Why the Model Works in Practice

The DECIDE model’s main strength is that it forces you to slow down and separate tasks that people typically blur together. Most poor decisions don’t come from a lack of intelligence. They come from skipping steps: jumping to solutions before defining the real problem, evaluating options without establishing what “good” looks like, or choosing a path without planning how to actually execute it. The framework makes each of those phases explicit.

It’s also useful in group settings where decision making can become political or chaotic. When everyone agrees on criteria before brainstorming begins, the conversation stays focused on evidence rather than opinion. And because the steps are sequential and easy to reference, the model gives teams a shared vocabulary for where they are in the process and what comes next.

Where the Model Has Limitations

The DECIDE model assumes you have the time and information to work through each step deliberately. In fast-moving situations that demand an immediate response, a six-step framework can feel too slow. It’s best suited for decisions where you have days or weeks to deliberate, not minutes.

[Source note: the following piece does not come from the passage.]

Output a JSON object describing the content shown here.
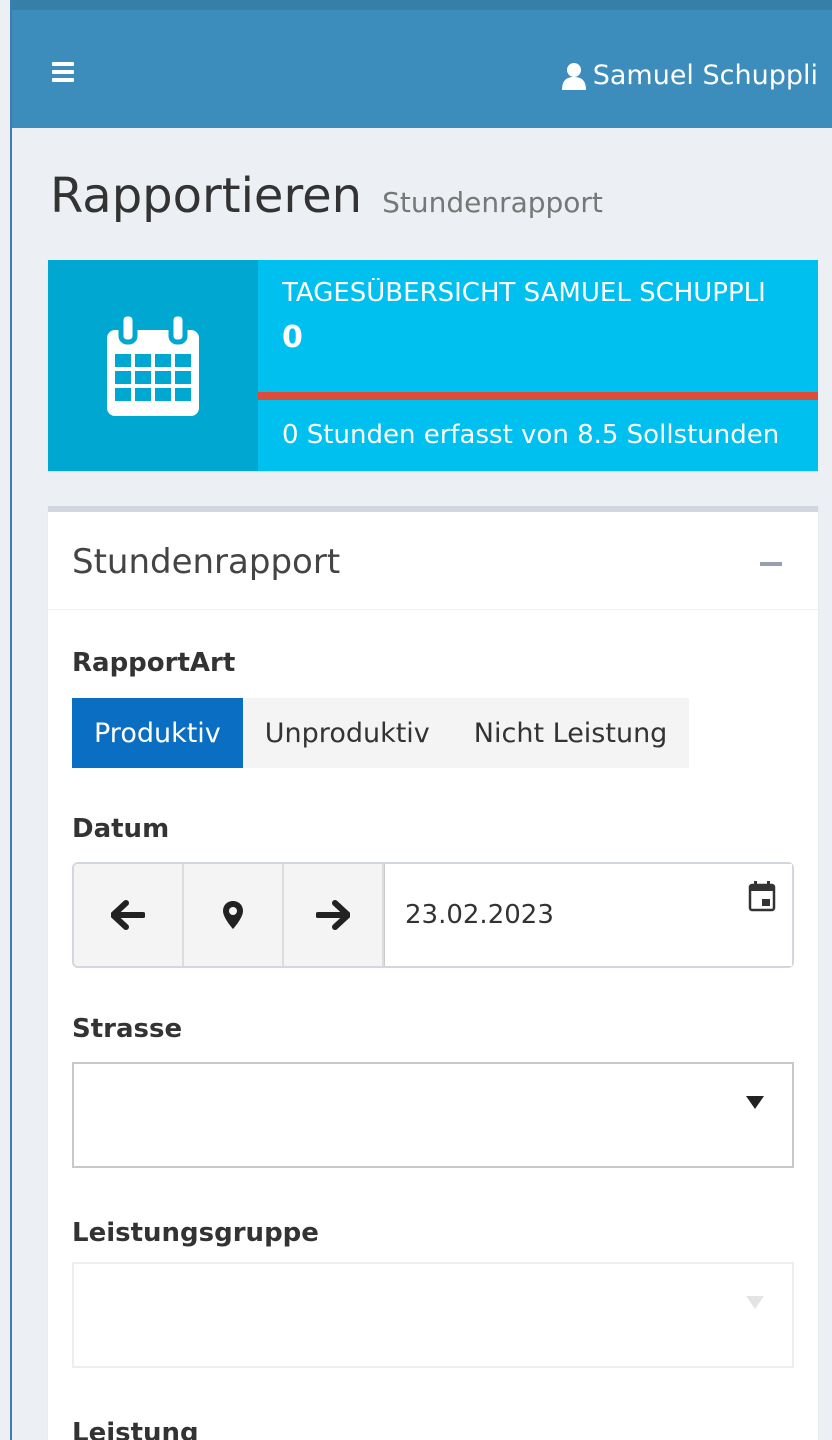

The framework also relies heavily on the quality of the people using it. Establishing criteria, for instance, only works if the criteria are genuinely relevant and not shaped by blind spots. In healthcare settings where the model has been studied, researchers found that clinician bias, lack of perspective-taking, and low receptivity to collaboration could all undermine the process. A structured framework doesn’t automatically override the human tendencies that lead to bad decisions; it just makes them easier to spot.

There’s also a practical tension around time. Thoroughly brainstorming alternatives, ranking them against multiple criteria, coordinating implementation across teams, and building in evaluation loops all take effort. In organizations where leaders are already stretched thin, participation in each step can fall short. Research on structured decision-making interventions in healthcare found that time constraints were a consistent barrier to full engagement, with clinicians averaging fewer coaching sessions than recommended.

Applying the Model Beyond Healthcare

Although Guo developed the DECIDE model specifically for healthcare managers, nothing about the six steps is unique to medicine. The framework works for any decision with meaningful stakes and multiple stakeholders: choosing between vendors, restructuring a team, selecting a new software platform, or deciding how to respond to a competitive threat. The core logic (define what’s wrong, decide what matters, explore your options, pick the best one, execute it clearly, and check whether it worked) is universal.

If you’re using the model for a personal decision rather than an organizational one, the steps still apply but some compress naturally. You won’t need a formal communication plan when the only person implementing the decision is you. But the discipline of defining the real problem, setting criteria before exploring options, and circling back to evaluate results can improve the quality of choices at any scale.